Durante essas semanas de notícias minimamente diferentes ao nosso cotidiano, vejo que há uma dose cavalar de insanidade nas atitudes das pessoas que buscam desorientadas respostas para o acontecimento principal, o atentado terrorista na escola de Realengo.
Porém nessa busca insana e sem sentido noto com pesar que o homem desorientado consegue ser pior que em seu juízo “perfeito”.

Que coisas eu vi que puderam denotar essa parafernália de sentimentos? Selecionei três pontos principais para mostrar o meu ponto de vista, segue-se:

1 – A criação de um herói;

Com o Cristianismo surgiu a dualidade, o mundo deixa de ser amplo para se dividir em dois, bem e mal, naturalmente nascem então o herói e o vilão, não existem mais seres humanos dotados de inteligência e poder de decisão, nem pessoas com problemas psico-mentais; apenas heróis e vilões.

Com o surgimento do “vilão” Wellinton houve a necessidade imediata do surgimento do herói... Claro! A visão dualista não permite que haja um ser humano com sentimentos e problemas que acabem resultando numa atitude insana em ataque gratuito a sociedade, permite apenas o malfeitor (melquior na versão Chaves), ao qual nasce com esse objetivo e já maquina planos desde o útero.

Mas voltemos ao herói, quem poderia ser? Há uma indefinição mortal, então surgem duas vertentes, as que nomeiam o policial que atingiu o atirador e aos garotos que fugiram e chamaram o policial. Ora vemos uma vertente, ora vemos outra, mas me parece que a do policial está se tornando predominante, afinal é “o homem que NASCEU para nos proteger e daria sua vida por nós”.

2 – Caça aos demais malfeitores que auxiliaram direta ou indiretamente o atirador;

Após alguns dias, já se saía a notícia da prisão dos homens que venderam as armas para o atirador. “Crápulas, canalhas! Foram eles que deram a foice mortal que ceparia a vida das pobres crianças.”
Há então uma pergunta que surge em minha mente: E o quico? (mais certamente “e o quique”).

O que eles tem a ver com isso além de venderem armas como provavelmente sempre fazem, para qualquer indivíduo? Eles sabiam do que ia acontecer? Não. Eles venderiam mesmo assim se soubessem? Não sei.

O que me diverte nisso é que diariamente dezenas de armas são vendidas para dezenas de pessoas por dezenas de vendedores, pegar os dois coitados que acabaram por vender para o atirador vai mudar algo? Essa eu deixo para você responder.

3 – Ataques violentos aos familiares do atirador;

Isso foi o que mais me deixou envergonhado. O muro da pobre e desafortunada família do Wellinton pichado com dizeres: “assassino”. Como se ele morasse lá (Se não me engano nem lá ele vivia mais). Como se ainda estivesse vivo para sofrer esses ataques impensados.
E a família, que já sofre com a própria situação e por se sentirem culpados (sem ajuda de ninguém) pelo acontecimento e por não terem visto antes e procurado evitar, ainda têm que lidar com animais que, sem sentido algum, depredam e hostilizam os pobres coitados que nada devem senão uma penitência particular, exclusivamente pessoal, ao qual cada um tem o direito de escolher para si.

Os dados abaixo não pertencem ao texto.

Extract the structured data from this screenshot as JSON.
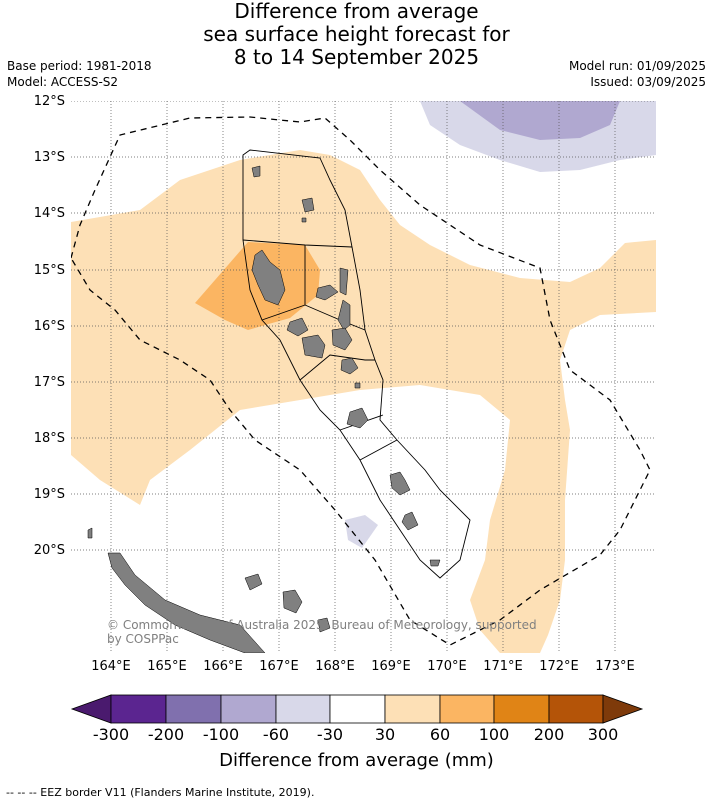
{
  "title": {
    "line1": "Difference from average",
    "line2": "sea surface height forecast for",
    "line3": "8 to 14 September 2025"
  },
  "meta": {
    "base_period": "Base period: 1981-2018",
    "model": "Model: ACCESS-S2",
    "model_run": "Model run: 01/09/2025",
    "issued": "Issued: 03/09/2025"
  },
  "map": {
    "lat_labels": [
      "12°S",
      "13°S",
      "14°S",
      "15°S",
      "16°S",
      "17°S",
      "18°S",
      "19°S",
      "20°S"
    ],
    "lon_labels": [
      "164°E",
      "165°E",
      "166°E",
      "167°E",
      "168°E",
      "169°E",
      "170°E",
      "171°E",
      "172°E",
      "173°E"
    ],
    "copyright": "© Commonwealth of Australia 2025, Bureau of Meteorology, supported",
    "copyright_line2": "by COSPPac",
    "colors": {
      "land": "#808080",
      "anom_30_60": "#fde0b6",
      "anom_60_100": "#fbb562",
      "anom_neg_60_30": "#d8d8e9",
      "anom_neg_100_60": "#b0a8d0"
    }
  },
  "colorbar": {
    "labels": [
      "-300",
      "-200",
      "-100",
      "-60",
      "-30",
      "30",
      "60",
      "100",
      "200",
      "300"
    ],
    "colors": [
      "#4a1a6e",
      "#5b2590",
      "#8070ae",
      "#b0a8d0",
      "#d8d8e9",
      "#ffffff",
      "#fde0b6",
      "#fbb562",
      "#e08416",
      "#b45408",
      "#7e3a0a"
    ],
    "title": "Difference from average (mm)"
  },
  "footer": {
    "eez_note": "--  --  -- EEZ border V11 (Flanders Marine Institute, 2019)."
  }
}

Dói ver que o ser humano só consegue reagir á violência cometendo ainda mais violência; numa sociedade onde a classe média é incrivelmente violenta e vingativa, buscando “soluções” que por vezes ultrapassam o próprio ato do infrator.

Encerrando.


Senhoras e senhores, a mídia escolhe o que você odiará e amará na próxima temporada, assim que esse assunto tiver esgotado procurarão outra coisa para sugar, para fazê-los odiar, e assim vão vivendo, amando o que mandam, odiando o que impõem... Pobre sociedade.